A team of researchers led by Nav Nidhi Rajput, PhD, at Stony Brook University, have found a way to computationally predict stable molecular species in liquid solutions. The new method, detailed in a paper in Nature Computational Science, introduces a fully automated high-throughput computational framework to predict stable species by computing their nuclear magnetic resonance (NMR) chemical shifts.
Liquid solutions are essential aspects of both materials science applications such as battery development, and biological applications such as drug discovery. However, to optimize the performance of liquid applications, an understanding of the structure and thermodynamic stability and transport of any chemical species in a solution is paramount. Rajput and colleagues used NMR as a powerful technique to develop an atomistic view to predict stable species.

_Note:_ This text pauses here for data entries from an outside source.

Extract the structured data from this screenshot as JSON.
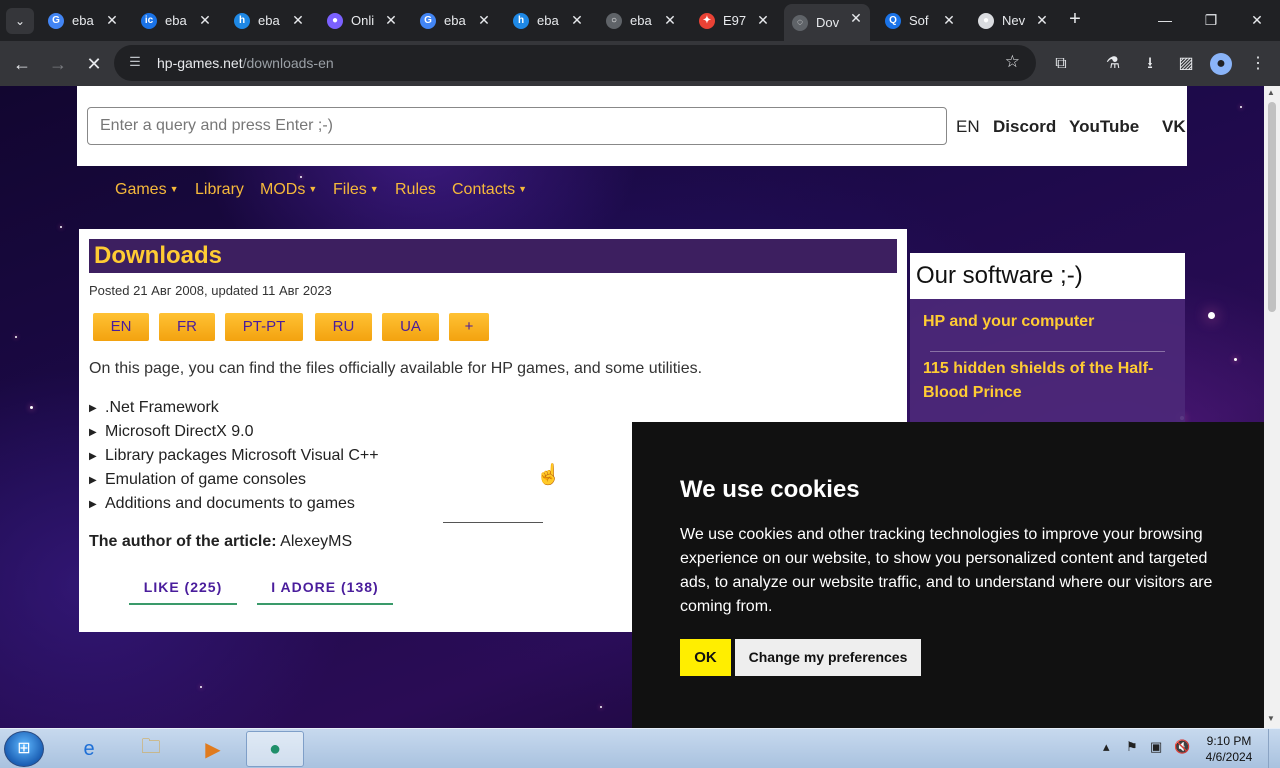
{
  "browser": {
    "tabs": [
      {
        "title": "eba",
        "icon": "google-icon",
        "color": "#4285f4",
        "glyph": "G"
      },
      {
        "title": "eba",
        "icon": "ic-icon",
        "color": "#1a73e8",
        "glyph": "ic"
      },
      {
        "title": "eba",
        "icon": "h-icon",
        "color": "#1e88e5",
        "glyph": "h"
      },
      {
        "title": "Onli",
        "icon": "onl-icon",
        "color": "#7b61ff",
        "glyph": "●"
      },
      {
        "title": "eba",
        "icon": "google-icon",
        "color": "#4285f4",
        "glyph": "G"
      },
      {
        "title": "eba",
        "icon": "h-icon",
        "color": "#1e88e5",
        "glyph": "h"
      },
      {
        "title": "eba",
        "icon": "globe-icon",
        "color": "#5f6368",
        "glyph": "○"
      },
      {
        "title": "E97",
        "icon": "pinwheel-icon",
        "color": "#e94235",
        "glyph": "✦"
      },
      {
        "title": "Dov",
        "icon": "loading-icon",
        "color": "#5f6368",
        "glyph": "◌",
        "active": true
      },
      {
        "title": "Sof",
        "icon": "q-icon",
        "color": "#1a73e8",
        "glyph": "Q"
      },
      {
        "title": "Nev",
        "icon": "chat-icon",
        "color": "#dadce0",
        "glyph": "●"
      }
    ],
    "url_domain": "hp-games.net",
    "url_path": "/downloads-en",
    "window_controls": {
      "minimize": "—",
      "restore": "❐",
      "close": "✕"
    }
  },
  "site": {
    "search_placeholder": "Enter a query and press Enter ;-)",
    "top_links": [
      "EN",
      "Discord",
      "YouTube",
      "VK"
    ],
    "menu": [
      {
        "label": "Games",
        "caret": true
      },
      {
        "label": "Library",
        "caret": false
      },
      {
        "label": "MODs",
        "caret": true
      },
      {
        "label": "Files",
        "caret": true
      },
      {
        "label": "Rules",
        "caret": false
      },
      {
        "label": "Contacts",
        "caret": true
      }
    ]
  },
  "article": {
    "title": "Downloads",
    "posted": "Posted 21 Авг 2008, updated 11 Авг 2023",
    "languages": [
      "EN",
      "FR",
      "PT-PT",
      "RU",
      "UA",
      "+"
    ],
    "intro": "On this page, you can find the files officially available for HP games, and some utilities.",
    "sections": [
      ".Net Framework",
      "Microsoft DirectX 9.0",
      "Library packages Microsoft Visual C++",
      "Emulation of game consoles",
      "Additions and documents to games"
    ],
    "author_label": "The author of the article:",
    "author_name": "AlexeyMS",
    "like_label": "LIKE (225)",
    "adore_label": "I ADORE (138)"
  },
  "sidebar": {
    "title": "Our software ;-)",
    "links": [
      "HP and your computer",
      "115 hidden shields of the Half-Blood Prince"
    ]
  },
  "cookie": {
    "title": "We use cookies",
    "text": "We use cookies and other tracking technologies to improve your browsing experience on our website, to show you personalized content and targeted ads, to analyze our website traffic, and to understand where our visitors are coming from.",
    "ok": "OK",
    "preferences": "Change my preferences"
  },
  "taskbar": {
    "time": "9:10 PM",
    "date": "4/6/2024",
    "apps": [
      "ie-icon",
      "explorer-icon",
      "media-player-icon",
      "chrome-app-icon"
    ]
  }
}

"Elucidating the complex solvation environment in multi-component liquid solutions can be a daunting task, even by using advanced experimental and computational techniques," explains Rajput, Assistant Professor in the Department of Materials Science and Chemical Engineering in the College of Engineering and Applied Sciences. "We combined density functional theory with classical molecular dynamics simulations to make our predictions via NMR."
The researchers developed and tested a computational framework that through simulations robustly and efficiently calculates, analyses, and stores NMR chemical shifts from a variety of molecules in liquid solutions. They also say the framework addresses some of the most challenging aspects of computational NMR by eliminating intuition driven prediction of stable species in liquid solutions.

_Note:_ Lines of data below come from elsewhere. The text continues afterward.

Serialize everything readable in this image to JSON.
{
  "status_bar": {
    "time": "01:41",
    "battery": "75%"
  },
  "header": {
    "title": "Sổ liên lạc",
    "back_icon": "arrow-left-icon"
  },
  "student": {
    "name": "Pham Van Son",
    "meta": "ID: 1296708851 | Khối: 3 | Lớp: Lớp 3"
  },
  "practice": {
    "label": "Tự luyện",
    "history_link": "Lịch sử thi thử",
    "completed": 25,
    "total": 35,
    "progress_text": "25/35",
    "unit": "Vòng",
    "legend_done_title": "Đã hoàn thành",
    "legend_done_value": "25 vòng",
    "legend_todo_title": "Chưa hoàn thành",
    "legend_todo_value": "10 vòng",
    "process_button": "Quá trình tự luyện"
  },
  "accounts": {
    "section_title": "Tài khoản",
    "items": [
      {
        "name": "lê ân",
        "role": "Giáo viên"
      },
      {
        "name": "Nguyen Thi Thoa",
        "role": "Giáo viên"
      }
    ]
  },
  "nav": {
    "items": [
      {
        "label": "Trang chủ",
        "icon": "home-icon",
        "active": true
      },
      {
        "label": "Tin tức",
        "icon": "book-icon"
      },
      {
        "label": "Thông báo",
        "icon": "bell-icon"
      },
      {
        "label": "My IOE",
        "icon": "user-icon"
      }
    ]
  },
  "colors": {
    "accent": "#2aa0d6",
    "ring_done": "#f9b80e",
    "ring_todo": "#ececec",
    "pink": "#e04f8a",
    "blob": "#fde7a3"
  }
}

They add that data collected from this framework should provide fingerprints to guide future experimental investigations of liquid solutions that have optimal properties for material and science applications.
For more details and a further explanation of the research method and the implications of the work, see this research briefing.
The work also involved use of key computational resources at Stony Brook's Institute for Advanced Computational Science (IACS).